So what I noticed with Flux is that simple language seems to be actually somewhat determinal in an indirect way, if you repeat yourself a lot (which will increase the length of the instruction) this will lead to confusion which expresses itself very similar how it expresses itself in "normal" LLMs (ignoring parts of the instruction), also distorted, "confused" images like in SD with repetition. I would not discourage repetition altogether though, sometimes it does help to "drive a point home". Generally it seems to be better to restructure the prompt, though.

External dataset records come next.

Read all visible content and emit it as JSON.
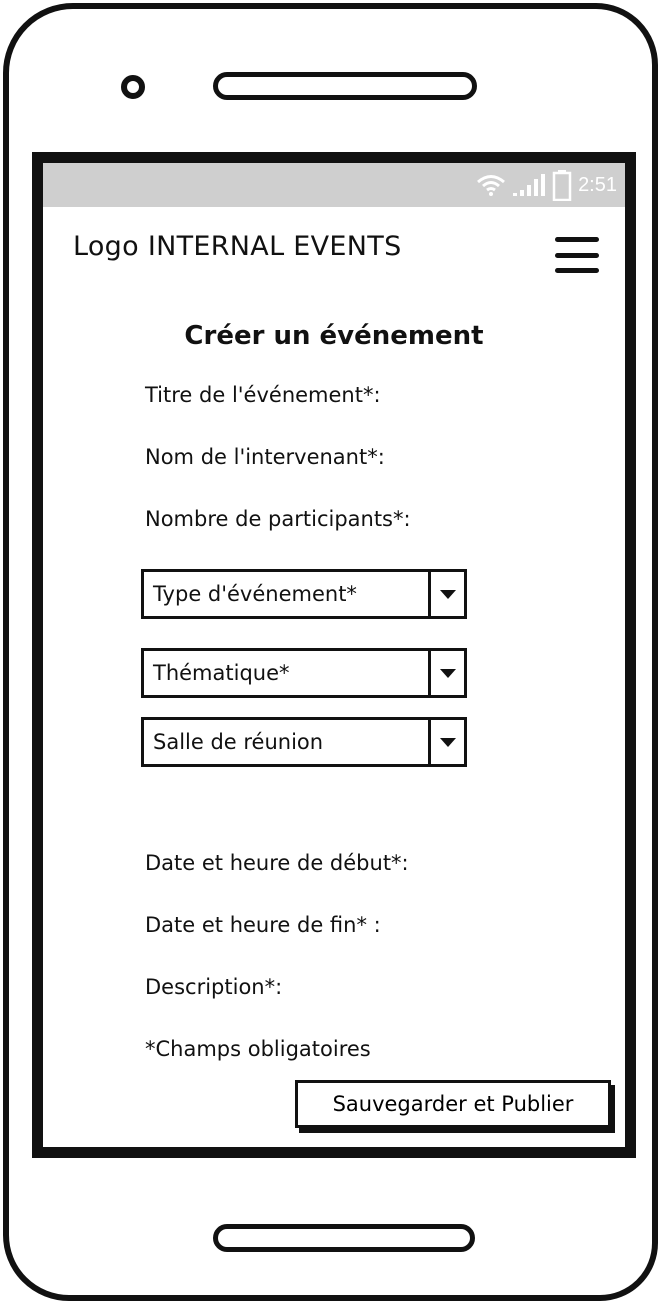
{
  "status_bar": {
    "time": "2:51",
    "icons": [
      "wifi-icon",
      "signal-icon",
      "battery-icon"
    ],
    "background": "#cfcfcf"
  },
  "app_bar": {
    "logo_text": "Logo INTERNAL EVENTS",
    "menu_icon": "hamburger-menu-icon"
  },
  "form": {
    "title": "Créer un événement",
    "fields": {
      "titre_label": "Titre de l'événement*:",
      "intervenant_label": "Nom de l'intervenant*:",
      "participants_label": "Nombre de participants*:",
      "debut_label": "Date et heure de début*:",
      "fin_label": "Date et heure de fin* :",
      "description_label": "Description*:"
    },
    "selects": {
      "type": "Type d'événement*",
      "thematique": "Thématique*",
      "salle": "Salle de réunion"
    },
    "required_note": "*Champs obligatoires",
    "submit_label": "Sauvegarder et Publier"
  }
}
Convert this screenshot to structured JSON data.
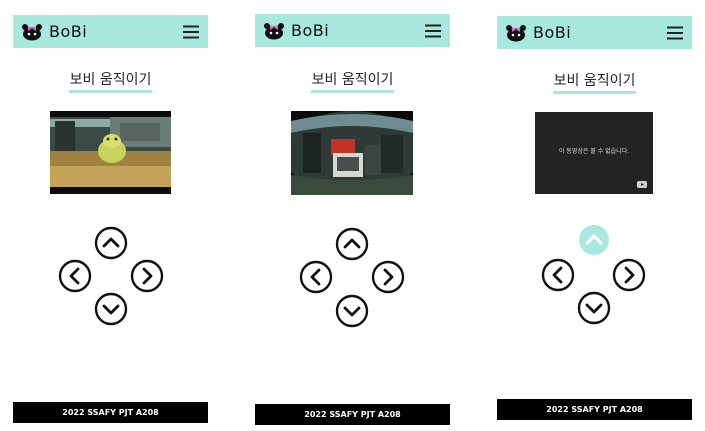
{
  "screens": [
    {
      "brand": "BoBi",
      "title": "보비 움직이기",
      "footer": "2022 SSAFY PJT A208",
      "video_state": "robot-camera-view"
    },
    {
      "brand": "BoBi",
      "title": "보비 움직이기",
      "footer": "2022 SSAFY PJT A208",
      "video_state": "fisheye-desk-view"
    },
    {
      "brand": "BoBi",
      "title": "보비 움직이기",
      "footer": "2022 SSAFY PJT A208",
      "video_state": "unavailable",
      "video_message": "이 동영상은 볼 수 없습니다.",
      "active_control": "up"
    }
  ],
  "colors": {
    "header_bg": "#a8e8de",
    "accent": "#a8e8de",
    "footer_bg": "#000000"
  },
  "icons": [
    "bobi-logo-icon",
    "hamburger-menu-icon",
    "arrow-up-icon",
    "arrow-left-icon",
    "arrow-right-icon",
    "arrow-down-icon",
    "youtube-icon"
  ]
}
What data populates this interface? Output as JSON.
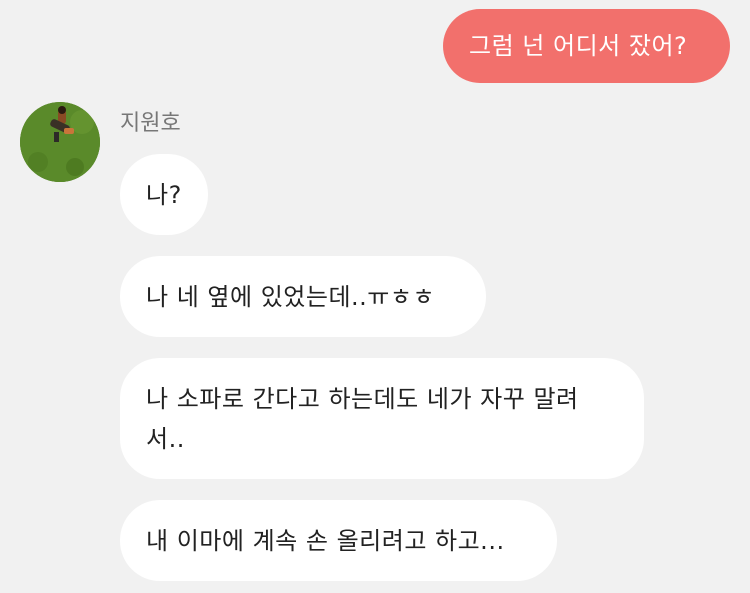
{
  "chat": {
    "outgoing": [
      {
        "text": "그럼 넌 어디서 잤어?"
      }
    ],
    "sender": {
      "name": "지원호",
      "avatar_icon": "profile-photo-person-on-grass"
    },
    "incoming": [
      {
        "text": "나?"
      },
      {
        "text": "나 네 옆에 있었는데..ㅠㅎㅎ"
      },
      {
        "text_line1": "나 소파로 간다고 하는데도 네가 자꾸 말려",
        "text_line2": "서.."
      },
      {
        "text": "내 이마에 계속 손 올리려고 하고..."
      }
    ]
  },
  "colors": {
    "background": "#f1f1f1",
    "outgoing_bubble": "#f2706c",
    "incoming_bubble": "#ffffff",
    "sender_name": "#777777"
  }
}
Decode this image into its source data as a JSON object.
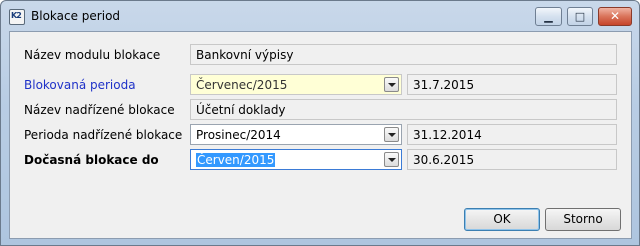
{
  "window": {
    "title": "Blokace period",
    "app_icon_text": "K2",
    "buttons": {
      "minimize_icon": "minimize-icon",
      "maximize_icon": "maximize-icon",
      "close_icon": "close-icon"
    }
  },
  "form": {
    "rows": [
      {
        "label": "Název modulu blokace",
        "value": "Bankovní výpisy"
      },
      {
        "label": "Blokovaná perioda",
        "value": "Červenec/2015",
        "date": "31.7.2015"
      },
      {
        "label": "Název nadřízené blokace",
        "value": "Účetní doklady"
      },
      {
        "label": "Perioda nadřízené blokace",
        "value": "Prosinec/2014",
        "date": "31.12.2014"
      },
      {
        "label": "Dočasná blokace do",
        "value": "Červen/2015",
        "date": "30.6.2015"
      }
    ]
  },
  "footer": {
    "ok_label": "OK",
    "cancel_label": "Storno"
  },
  "colors": {
    "blue_label": "#1f32c8",
    "selection": "#3399ff",
    "highlight_field": "#ffffd6"
  }
}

An interesting thing to attempt is to let an AI rewrite the prompt. I discounted automatic prompting with SD largely because in my experimenting, it simply did not lead to good results if you didn't feed the AI all the right keywords, and at that point, you might as well write the prompt yourself. It seems to work well with Flux though. If you consider that the images were probably categorized by AI in a conversational way as theorized in this thread earlier, it makes sense that another AI would find the "right language" (perhaps GPTisms?) to get exactly what you asked for.

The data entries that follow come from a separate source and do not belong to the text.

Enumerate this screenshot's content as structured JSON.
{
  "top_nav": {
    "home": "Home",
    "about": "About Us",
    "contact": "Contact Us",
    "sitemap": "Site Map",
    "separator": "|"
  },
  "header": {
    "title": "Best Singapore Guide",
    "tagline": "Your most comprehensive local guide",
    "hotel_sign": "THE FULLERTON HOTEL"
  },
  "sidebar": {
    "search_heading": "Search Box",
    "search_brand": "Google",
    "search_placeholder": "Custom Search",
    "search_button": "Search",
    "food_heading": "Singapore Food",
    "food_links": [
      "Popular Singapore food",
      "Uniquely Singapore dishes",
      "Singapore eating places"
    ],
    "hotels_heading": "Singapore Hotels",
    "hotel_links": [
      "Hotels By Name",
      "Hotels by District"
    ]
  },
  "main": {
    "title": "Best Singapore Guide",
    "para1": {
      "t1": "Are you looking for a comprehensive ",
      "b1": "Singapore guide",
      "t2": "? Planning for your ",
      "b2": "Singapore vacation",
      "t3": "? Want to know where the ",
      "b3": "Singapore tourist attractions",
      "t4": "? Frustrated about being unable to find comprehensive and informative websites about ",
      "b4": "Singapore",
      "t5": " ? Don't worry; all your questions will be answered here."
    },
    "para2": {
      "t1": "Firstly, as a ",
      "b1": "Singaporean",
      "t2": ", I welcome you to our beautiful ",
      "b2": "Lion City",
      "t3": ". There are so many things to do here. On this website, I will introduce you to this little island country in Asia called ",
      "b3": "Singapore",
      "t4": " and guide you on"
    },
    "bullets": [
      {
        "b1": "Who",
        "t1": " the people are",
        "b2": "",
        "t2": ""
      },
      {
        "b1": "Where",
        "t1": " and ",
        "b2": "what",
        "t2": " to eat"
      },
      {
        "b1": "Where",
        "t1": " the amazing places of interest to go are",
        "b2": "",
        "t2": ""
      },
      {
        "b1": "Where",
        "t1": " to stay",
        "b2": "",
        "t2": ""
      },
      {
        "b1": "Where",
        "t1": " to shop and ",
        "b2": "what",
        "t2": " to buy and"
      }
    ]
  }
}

Prompting Flux is very different from prompting SD and all the other models that came out (and perhaps MJ and Dall-E, never used those) and for optimal results instead of looking for the right keywords (which often, simply do not exist), it makes much more sense to just describe what you want. I know this has already been said on this very page, just for the sake of completeness.
For example:

(video game adverts soon be like)
This is a comic style artwork of a generic fantasy harpy. When using the word "Harpy", "D&D Harpy" etc. flux usually generated a harpy eagle or some confused mashup of a bird and a woman, a woman holding a bird etc.. sometimes some anime abomination which seems to be the Flux fallback way (SDs fallback way was 00s style 3D renders). D&D style humanoid monsters are sort of my personal benchmark because most models really struggle with them, especially if they are half- something. So I just described the character, down to having a four-fingered claw like hand. The word harpy or even bird was not used once. After writing my verbose prompt I had it summarized by an LLM and it seemed to bring the perplexity down, I felt there were a lot less "failed" generations than with my handwritten prompt. Might be placebo, might be my ESL - I did not test it nearly long enough - but interesting if true.


(broken off arm prompt! worked only in like 1-2 of 10 times though)

I think this is what the kids call having an aesthetic. (I love that this thing can actually do dark scenes) in stable diffusion models, some things are *always* lighted from the same direction. This leads to some scenes looking so unnatural. If you see it once, you cannot unsee it.
This concludes my post. Thanks for reading my blog!